Medium density housing can range from about 25 to 80 dwellings per hectare, though most commonly the density is between 30 and 40 dwellings/hectare. Such developments typically consist of detached, semi-attached and attached (or multi-unit) housing. Current housing density means gardens are smaller than ever before, which in turn means that choosing the right tree is all important.


There is much to consider – No matter how well you plant and maintain your tree, if the initial choice is not properly thought through, the outcome will always be a disappointment.

A Few of the Factors to Consider when Choosing your Tree:

  • native, naturalized or introduced species
  • small, medium or large ultimate height
  • spring, summer, autumn or winter interest
  • broadleaf or conifer
  • deciduous or evergreen
  • smooth, peeling or rough bark
  • edible or ornamental fruit
  • soil type and drainage
  • position – sheltered/exposed site, hard/soft landscaping
  • to provide shade, screening

The factors listed often make the difference between a tree thriving or merely surviving and between a tree being an asset or a liability.

Half a Dozen of our Favourite Trees for Small Gardens

Cornelian Cherry (Cornus mas)
A compact, often but not always a multi-stemmed tree with small yellow flowers that appear in February on bare stems. The bright red, cherry-like fruits are edible, and the green leaves turn a delightful reddish purple in autumn; tolerates most soil conditions.

Dwarf Field Maple (Acer campestre Nanum) – This tree has dark green leaves that turn to a beautiful burnt gold in the autumn, slow growing and super tolerant of virtually any soil type, drought, soil compaction and air pollution.

Leonard Messel Magnolia (Magnolia x loebneri Leonard Messel)
A fantastic, multi-stemmed tree. The velvety cased buds begin to swell from January onwards and produce a magnificent display of pink tinged delicate flowers in April / May; the green leaves turn yellow in the autumn. Prefers a free draining soil in a sheltered sunny position and it is reasonably lime tolerant.

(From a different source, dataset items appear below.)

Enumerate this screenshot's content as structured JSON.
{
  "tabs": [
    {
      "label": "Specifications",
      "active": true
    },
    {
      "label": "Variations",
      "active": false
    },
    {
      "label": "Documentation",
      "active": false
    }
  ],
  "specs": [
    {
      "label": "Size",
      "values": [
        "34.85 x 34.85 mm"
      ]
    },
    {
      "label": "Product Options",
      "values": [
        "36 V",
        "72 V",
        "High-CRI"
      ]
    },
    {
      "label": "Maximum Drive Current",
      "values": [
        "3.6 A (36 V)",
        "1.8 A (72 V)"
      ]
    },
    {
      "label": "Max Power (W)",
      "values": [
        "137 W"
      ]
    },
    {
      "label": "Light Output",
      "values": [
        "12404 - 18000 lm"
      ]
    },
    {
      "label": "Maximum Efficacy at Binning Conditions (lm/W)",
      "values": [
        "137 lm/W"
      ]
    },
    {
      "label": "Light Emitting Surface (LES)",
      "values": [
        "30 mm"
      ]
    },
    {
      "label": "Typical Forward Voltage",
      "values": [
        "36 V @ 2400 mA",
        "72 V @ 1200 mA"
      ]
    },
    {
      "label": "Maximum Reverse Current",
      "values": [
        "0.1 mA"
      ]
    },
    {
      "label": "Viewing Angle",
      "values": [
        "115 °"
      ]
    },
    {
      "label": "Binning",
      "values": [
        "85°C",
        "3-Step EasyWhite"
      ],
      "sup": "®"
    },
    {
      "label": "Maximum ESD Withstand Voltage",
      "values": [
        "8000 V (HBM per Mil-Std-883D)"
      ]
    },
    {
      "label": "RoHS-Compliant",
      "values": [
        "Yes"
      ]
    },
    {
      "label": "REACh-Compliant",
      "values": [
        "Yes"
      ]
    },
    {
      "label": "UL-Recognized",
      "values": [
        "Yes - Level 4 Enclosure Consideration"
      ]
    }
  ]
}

Silver Wattle (Acacia dealbata)
A pretty evergreen tree with a profuse yellow floral display in early spring. The feathery foliage resembles the ‘sensitive’ plant sometimes sold as a houseplant in garden centres. A super attractive tree that is super sensitive to cold winters and only worth planting in the most sheltered of south facing positions.

Snowy Mespilus (Amelanchier arborea Robin Hill)
A profusion of white flowers emerge in spring covering the tree from top to bottom. The leaves open a coppery colour, which then turn bright green and finally a fabulous red colour in autumn; prefers well drained, lime free soil though will thrive in most soil types.

Red Filbert (Corylus avellana Zellernus)
A purple leaved variety of the popular Common hazel nut with the long pink catkins that develop throughout the winter period and open in spring. Autumn produces a plentiful crop of filberts; tolerates most soil conditions.